1904

Anwaltskanzlei Dr. Herbert Ruscheweyh

In dem 1904 erbauten Australhaus unterhielt der Rechtsanwalt und SPD-Politiker Dr. Herbert Ruscheweyh seit Anfang der 1920er Jahre eine Kanzlei. Ruscheweyh gehörte zu den erklärten Gegnern der Nationalsozialisten und übte bis 1933 das Amt des Bürgerschaftspräsidenten aus. Er verteidigte zahlreiche politisch Verfolgte.Dr. Herbert Ruscheweyh (1892-1965), seit 1928 Mitglied des Vorstands der Hanseatischen Anwaltskammer, zählte zu den bekanntesten Rechtsanwälten der Hansestadt. Zusammen mit Dr. Max Eichholz und Dr. Ernst Häckermann unterhielt er eine Sozietät im Australhaus, Königstraße 7/9 – heute Poststraße 17/19.
1927 kandidierte Ruscheweyh erfolgreich für die Bürgerschaft. Der SPD-Abgeordnete übte von November 1931 bis März 1933 das Amt des Bürgerschaftspräsidenten aus. Ihm oblag die schwere Aufgabe, am 8. März 1933 den unter Führung der Nationalsozialisten gebildeten neuen Senat zu vereidigen. Ruscheweyh forderte rechtsstaatliche Prinzipien ein und widersetzte sich der NS-Willkür. So verlangte er als Bürgerschaftspräsident Anfang März 1933 vom Senat Aufklärung über die Verhaftung von Abgeordneten der KPD. 7_sozietaet_briefkopf_ruscheweyh2_v2

Nachdem Ruscheweyh abgesetzt und die SPD verboten worden war, übernahm er die Verteidigung von politisch Verfolgten vor dem Hanseatischen Oberlandesgericht. 1934 entzogen die Nationalsozialisten ihm die Zulassung für dieses Gericht. Sein Partner in der Sozietät, der Bürgerschaftsabgeordnete der Deutschen Demokratischen Partei (DDP) Max Eichholz, wurde als Jude verfolgt und später ermordet. Ruscheweyh hielt während der NS-Zeit Kontakt zu politischen Freunden und war über die Vorbereitung des Attentats vom 20. Juli 1944 informiert. Im Rahmen der groß angelegten Verhaftungswelle nach dem Scheitern des Attentats wurde er vom 22. August bis zum 18. September 1944 im KZ Fuhlsbüttel gefangen gehalten.
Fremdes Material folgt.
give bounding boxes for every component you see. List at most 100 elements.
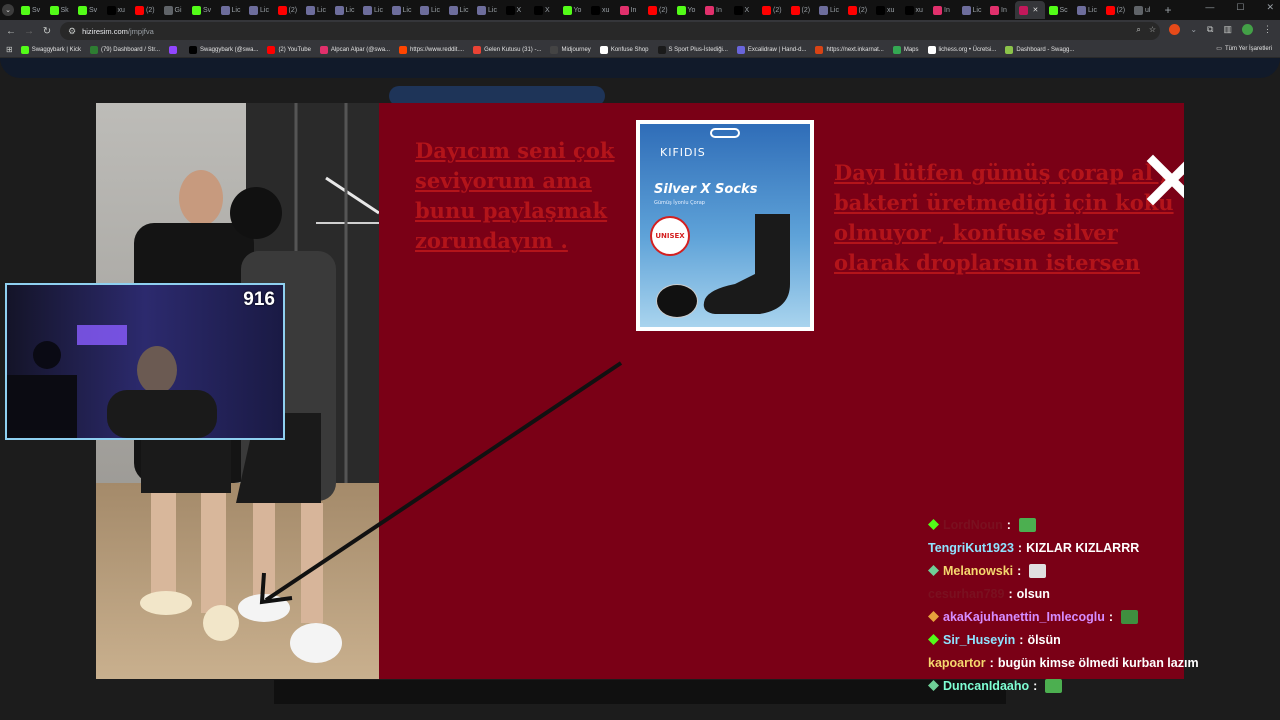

Unmittelbar nach der Befreiung beteiligte sich Ruscheweyh am demokratischen Aufbau. Am 27. Februar 1946 eröffnete er als letzter demokratisch gewählter Bürgerschaftspräsident die von der britischen Militärregierung ernannte Bürgerschaft. In die Politik kehrte er jedoch nicht zurück. Er widmete sich ganz dem Aufbau eines demokratischen Rechtswesens. Nachdem er zum Präsidenten der Anwaltskammer gewählt worden war, übernahm er am 2. Januar 1946 das Amt des Vizepräsidenten des Hanseatischen Oberlandesgerichts. Am 1. Oktober 1946 wurde er Präsident des Gerichts.
Ruscheweyh amtierte von 1948 bis 1951 als Präsident des Deutschen Obergerichts für das vereinigte Wirtschaftsgebiet in Köln, wirkte an der Hamburgischen Verfassung von 1952 mit und wurde erster Präsident des Hamburgischen Verfassungsgerichts. Sein Ruf als anerkannter Jurist reichte weit über die Grenzen Hamburgs hinaus. In Anerkennung seiner Verdienste wurde ihm 1961 das Große Bundesverdienstkreuz mit Stern und Schulterband des Verdienstordens der Bundesrepublik Deutschland verliehen.